Öteki de ben vasat bir okuldayım diyor.

Belki vasat okuldaki diğer öğretmenin öğrencilere yetişmek için gerektiğinden fazla çalışmak durumunda olduğunu dikkate alıp gizli gizli mutlu olurken, ultra okuldaki ötekini çok fazla hazırlık yapmadan da idare edebileceği için imreniyor da.

Ya da tam tersi, vasat okuldaki ötekine “sessiz, çalışkan” öğrencilere ders verme şansı olduğu için imreniyor, beriki de vasat okuldakinin haline o gürültücü, dersten başka her şeyle meşgul öğrencilerle baş etmek durumunda olduğunu düşünerek acıyordur.
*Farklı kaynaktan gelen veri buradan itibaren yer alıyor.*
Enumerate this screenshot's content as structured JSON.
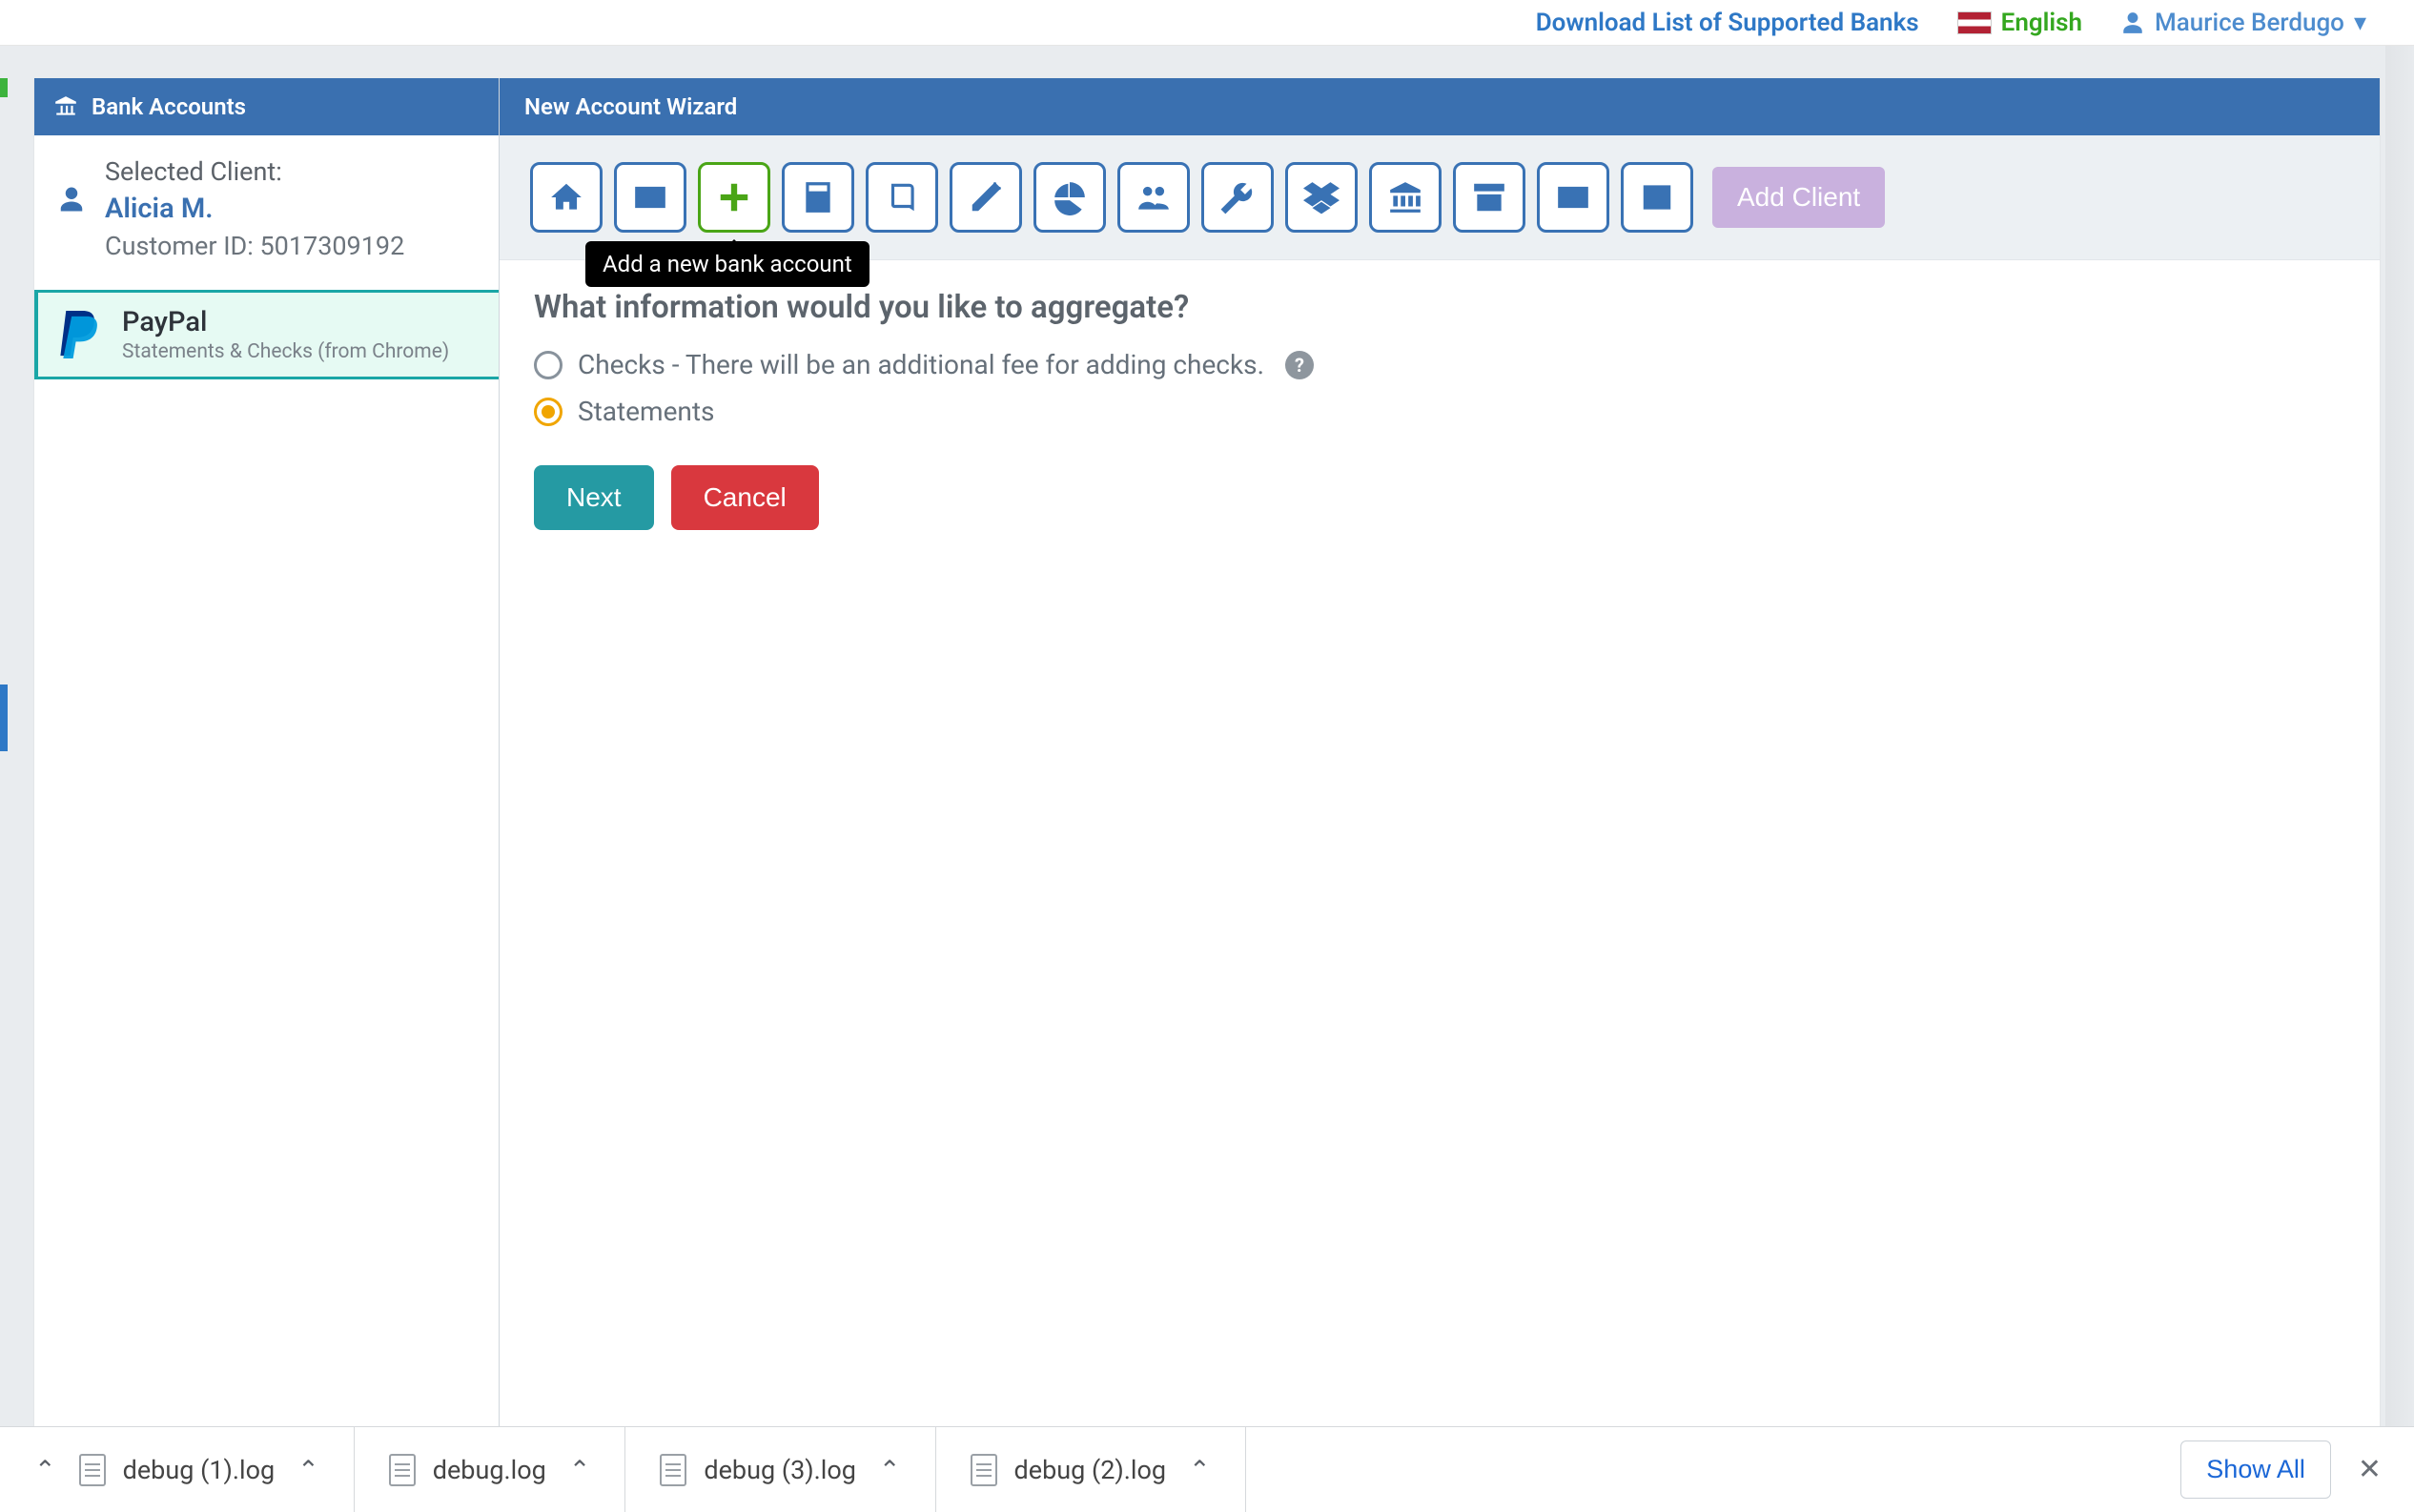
{
  "topbar": {
    "banks_link": "Download List of Supported Banks",
    "language": "English",
    "user_name": "Maurice Berdugo"
  },
  "sidebar": {
    "header": "Bank Accounts",
    "selected_label": "Selected Client:",
    "client_name": "Alicia M.",
    "customer_id_label": "Customer ID: 5017309192",
    "account": {
      "name": "PayPal",
      "sub": "Statements & Checks (from Chrome)"
    }
  },
  "main": {
    "header": "New Account Wizard",
    "toolbar": {
      "icons": [
        "home",
        "envelope",
        "plus",
        "calculator",
        "book",
        "edit",
        "pie",
        "users",
        "wrench",
        "dropbox",
        "bank",
        "archive",
        "card",
        "list"
      ],
      "active_index": 2,
      "tooltip": "Add a new bank account",
      "add_client": "Add Client"
    },
    "content": {
      "heading": "What information would you like to aggregate?",
      "options": [
        {
          "label": "Checks - There will be an additional fee for adding checks.",
          "help": true,
          "selected": false
        },
        {
          "label": "Statements",
          "help": false,
          "selected": true
        }
      ],
      "next": "Next",
      "cancel": "Cancel"
    }
  },
  "downloads": {
    "items": [
      "debug (1).log",
      "debug.log",
      "debug (3).log",
      "debug (2).log"
    ],
    "show_all": "Show All"
  }
}
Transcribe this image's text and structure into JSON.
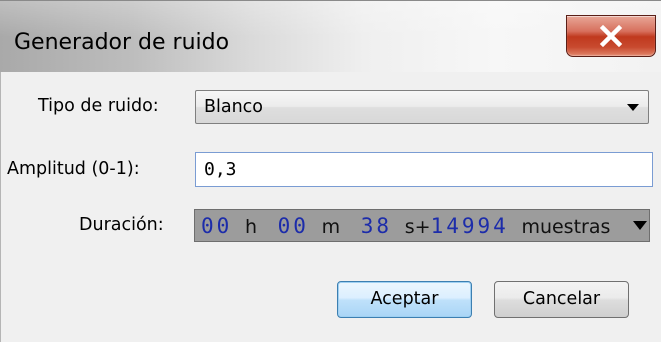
{
  "window": {
    "title": "Generador de ruido",
    "close_icon": "close-x-icon"
  },
  "form": {
    "noise_type": {
      "label": "Tipo de ruido:",
      "selected": "Blanco"
    },
    "amplitude": {
      "label": "Amplitud (0-1):",
      "value": "0,3"
    },
    "duration": {
      "label": "Duración:",
      "hours": "00",
      "hours_unit": "h",
      "minutes": "00",
      "minutes_unit": "m",
      "seconds": "38",
      "seconds_unit": "s+",
      "samples": "14994",
      "samples_unit": "muestras"
    }
  },
  "buttons": {
    "ok": "Aceptar",
    "cancel": "Cancelar"
  },
  "colors": {
    "digit": "#1c2caa",
    "duration_bg": "#9c9c9c",
    "close_button": "#c0391e"
  }
}
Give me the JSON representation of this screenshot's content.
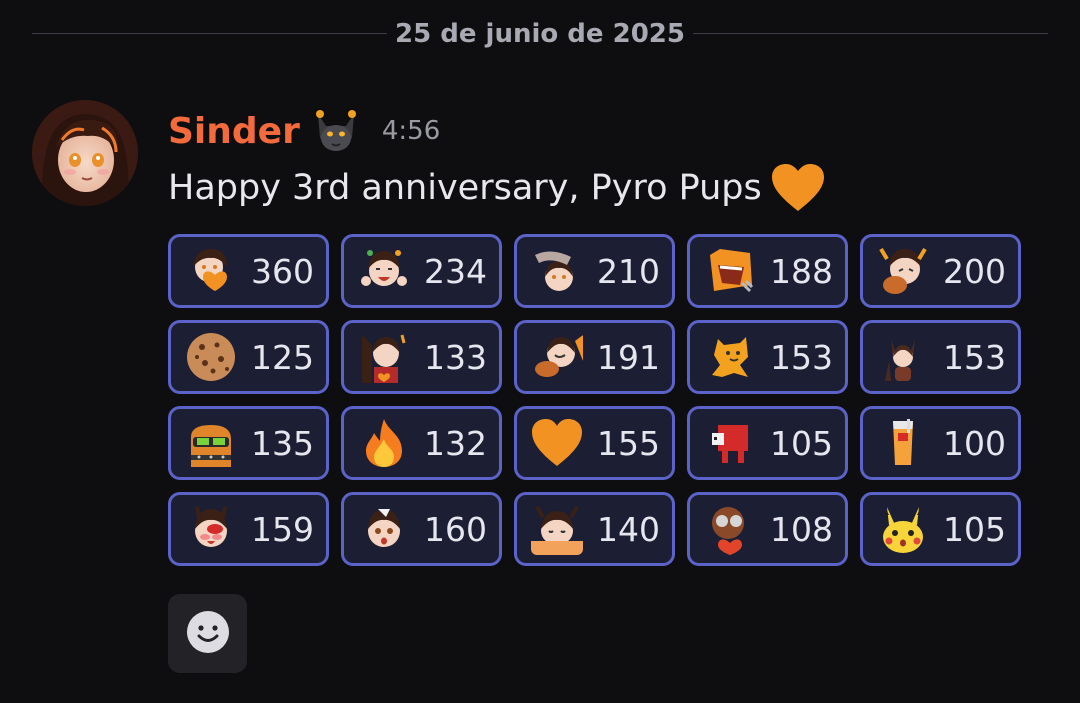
{
  "divider": {
    "date": "25 de junio de 2025"
  },
  "message": {
    "username": "Sinder",
    "time": "4:56",
    "text": "Happy 3rd anniversary, Pyro Pups",
    "text_emoji": "orange-heart-icon"
  },
  "colors": {
    "username": "#f36b3c",
    "reaction_border": "#5b63c9",
    "reaction_bg": "#1c1e33",
    "accent_orange": "#f29222"
  },
  "reactions": [
    [
      {
        "emoji": "sinder-heart-emote-icon",
        "count": "360"
      },
      {
        "emoji": "sinder-cheer-emote-icon",
        "count": "234"
      },
      {
        "emoji": "sinder-headpat-emote-icon",
        "count": "210"
      },
      {
        "emoji": "pyro-pup-scream-emote-icon",
        "count": "188"
      },
      {
        "emoji": "sinder-eat-emote-icon",
        "count": "200"
      }
    ],
    [
      {
        "emoji": "cookie-icon",
        "count": "125"
      },
      {
        "emoji": "sinder-heart-hands-emote-icon",
        "count": "133"
      },
      {
        "emoji": "sinder-snack-emote-icon",
        "count": "191"
      },
      {
        "emoji": "pyro-pup-dance-emote-icon",
        "count": "153"
      },
      {
        "emoji": "sinder-chibi-emote-icon",
        "count": "153"
      }
    ],
    [
      {
        "emoji": "pyro-pup-sunglasses-emote-icon",
        "count": "135"
      },
      {
        "emoji": "fire-icon",
        "count": "132"
      },
      {
        "emoji": "orange-heart-icon",
        "count": "155"
      },
      {
        "emoji": "red-sheep-emote-icon",
        "count": "105"
      },
      {
        "emoji": "orange-drink-emote-icon",
        "count": "100"
      }
    ],
    [
      {
        "emoji": "sinder-blush-emote-icon",
        "count": "159"
      },
      {
        "emoji": "sinder-shock-emote-icon",
        "count": "160"
      },
      {
        "emoji": "sinder-peek-emote-icon",
        "count": "140"
      },
      {
        "emoji": "pup-heart-emote-icon",
        "count": "108"
      },
      {
        "emoji": "surprised-pikachu-icon",
        "count": "105"
      }
    ]
  ],
  "add_reaction": {
    "icon": "smiley-add-reaction-icon"
  }
}
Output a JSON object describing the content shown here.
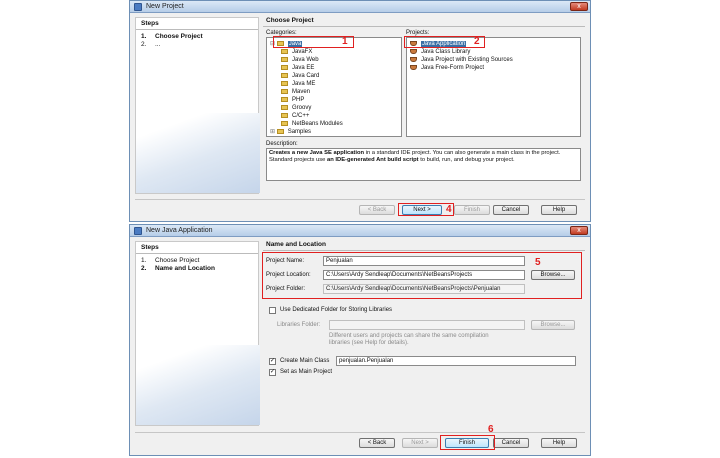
{
  "dialog1": {
    "title": "New Project",
    "close_glyph": "x",
    "steps_title": "Steps",
    "steps": [
      {
        "num": "1.",
        "label": "Choose Project"
      },
      {
        "num": "2.",
        "label": "..."
      }
    ],
    "panel_title": "Choose Project",
    "categories_label": "Categories:",
    "projects_label": "Projects:",
    "categories": [
      "Java",
      "JavaFX",
      "Java Web",
      "Java EE",
      "Java Card",
      "Java ME",
      "Maven",
      "PHP",
      "Groovy",
      "C/C++",
      "NetBeans Modules",
      "Samples"
    ],
    "projects": [
      "Java Application",
      "Java Class Library",
      "Java Project with Existing Sources",
      "Java Free-Form Project"
    ],
    "description_label": "Description:",
    "description": {
      "b1": "Creates a new Java SE application",
      "t1": " in a standard IDE project. You can also generate a main class in the project. Standard projects use ",
      "b2": "an IDE-generated Ant build script",
      "t2": " to build, run, and debug your project."
    },
    "buttons": {
      "back": "< Back",
      "next": "Next >",
      "finish": "Finish",
      "cancel": "Cancel",
      "help": "Help"
    }
  },
  "dialog2": {
    "title": "New Java Application",
    "close_glyph": "x",
    "steps_title": "Steps",
    "steps": [
      {
        "num": "1.",
        "label": "Choose Project"
      },
      {
        "num": "2.",
        "label": "Name and Location"
      }
    ],
    "panel_title": "Name and Location",
    "project_name_label": "Project Name:",
    "project_name": "Penjualan",
    "project_location_label": "Project Location:",
    "project_location": "C:\\Users\\Ardy Sendleap\\Documents\\NetBeansProjects",
    "project_folder_label": "Project Folder:",
    "project_folder": "C:\\Users\\Ardy Sendleap\\Documents\\NetBeansProjects\\Penjualan",
    "browse": "Browse...",
    "dedicated_folder_label": "Use Dedicated Folder for Storing Libraries",
    "libraries_folder_label": "Libraries Folder:",
    "libraries_note_1": "Different users and projects can share the same compilation",
    "libraries_note_2": "libraries (see Help for details).",
    "create_main_class_label": "Create Main Class",
    "main_class": "penjualan.Penjualan",
    "set_main_label": "Set as Main Project",
    "check_glyph": "✓",
    "buttons": {
      "back": "< Back",
      "next": "Next >",
      "finish": "Finish",
      "cancel": "Cancel",
      "help": "Help"
    }
  },
  "annotations": [
    "1",
    "2",
    "4",
    "5",
    "6"
  ],
  "colors": {
    "accent": "#3a6ea5",
    "annotation": "#e02020",
    "title_bar": "#c7d9ee"
  }
}
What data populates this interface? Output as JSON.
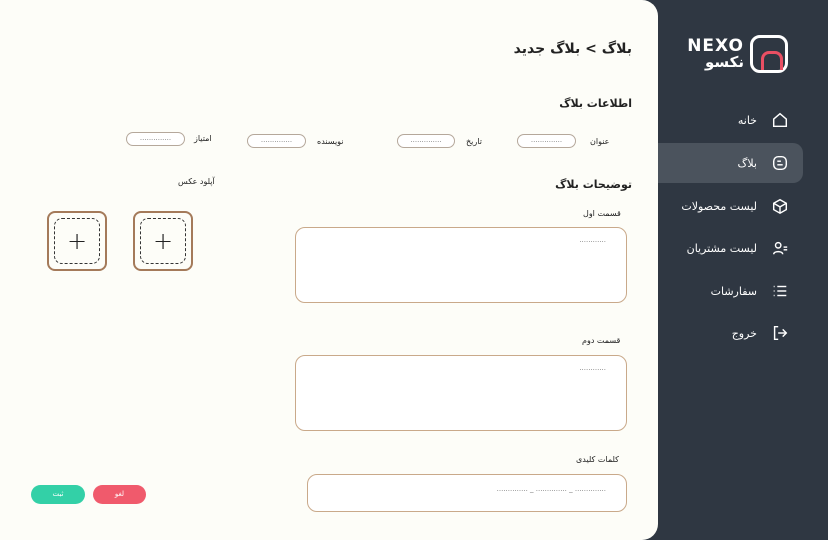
{
  "brand": {
    "name_en": "NEXO",
    "name_fa": "نکسو"
  },
  "nav": [
    {
      "label": "خانه",
      "icon": "home-icon"
    },
    {
      "label": "بلاگ",
      "icon": "blog-icon"
    },
    {
      "label": "لیست محصولات",
      "icon": "products-icon"
    },
    {
      "label": "لیست مشتریان",
      "icon": "customers-icon"
    },
    {
      "label": "سفارشات",
      "icon": "orders-icon"
    },
    {
      "label": "خروج",
      "icon": "logout-icon"
    }
  ],
  "header": {
    "breadcrumb": "بلاگ > بلاگ جدید"
  },
  "info": {
    "title": "اطلاعات بلاگ",
    "fields": {
      "title_label": "عنوان",
      "title_placeholder": "..............",
      "date_label": "تاریخ",
      "date_placeholder": "..............",
      "author_label": "نویسنده",
      "author_placeholder": "..............",
      "score_label": "امتیاز",
      "score_placeholder": ".............."
    }
  },
  "desc": {
    "title": "توضیحات بلاگ",
    "part1_label": "قسمت اول",
    "part1_placeholder": "............",
    "part2_label": "قسمت دوم",
    "part2_placeholder": "............",
    "keywords_label": "کلمات کلیدی",
    "keywords_placeholder": ".............. _ .............. _ .............."
  },
  "upload": {
    "label": "آپلود عکس"
  },
  "actions": {
    "submit": "ثبت",
    "cancel": "لغو"
  },
  "colors": {
    "sidebar": "#2f3742",
    "submit": "#33d0a7",
    "cancel": "#f05a6c",
    "accent": "#e94f63"
  }
}
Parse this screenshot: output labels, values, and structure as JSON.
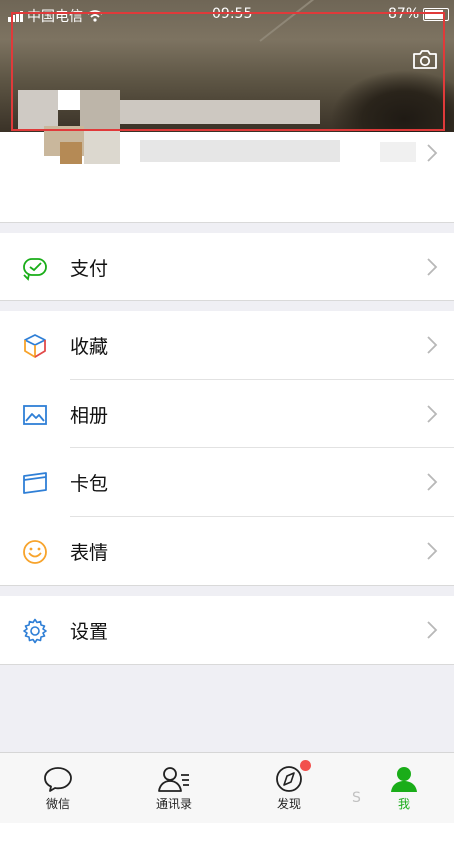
{
  "status_bar": {
    "carrier": "中国电信",
    "time": "09:55",
    "battery": "87%"
  },
  "menu": {
    "pay": "支付",
    "favorites": "收藏",
    "album": "相册",
    "wallet": "卡包",
    "stickers": "表情",
    "settings": "设置"
  },
  "tabbar": {
    "chats": "微信",
    "contacts": "通讯录",
    "discover": "发现",
    "me": "我"
  },
  "colors": {
    "accent": "#1aad19",
    "badge": "#f2504d",
    "highlight_box": "#e03a3a"
  },
  "watermark": "S"
}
Elbette öğrencinin düzeyinin düşüklüğü başka şeylerin de göstergesidir. O yaramaz öğrenciyi düzene sokmak için yapılan bir müdahale bazen işin ciddiyetinin farkında olmayan kimi ebeveynlerin beklenmedik tepkiler göstermesine, ciddi sorunlar çıkarmasına bile neden oluyordur. Yani vasat öğrencilerin okulunun öğretmenleri velileri bilgilendirip bilinçlendirmeye çalışırken, ultra okulların öğretmenleri kimi bilinçli velilerden pozitif öneriler alıyorlardır.

Sınıflandırılmış okullar sınıflandırılmış aileler anlamına da geliyor doğal olarak. “Senin çocuk hangi liseye gidiyor şekerim” diye soruyor hali vakti yerinde bir hanımefendi burun bükerek evine temizliğe gelen bir başka hanıma. Temizlikçi hanımın daha yüksek puanla alan bir okul adı verip onun burnunu sürtme  olasılığı var elbet ama çok az.

Aslında bu sınıflandırma tam olarak o amaçla yapılmamış olsa da sonuçları itibariyle ekonomik gelir düzeyleri ile bir şekilde ilintili sınıflandırmayı da doğuruyor. Bu anlamda nedenleri, etkileri, sonuçları da ayrıca tartışmaya açık bir konu.

Tabii çocuklar sınıflandırılınca bulundukları okullarda da o öğrencilerin özelliklerine uygun farklı ahenkler oluşur.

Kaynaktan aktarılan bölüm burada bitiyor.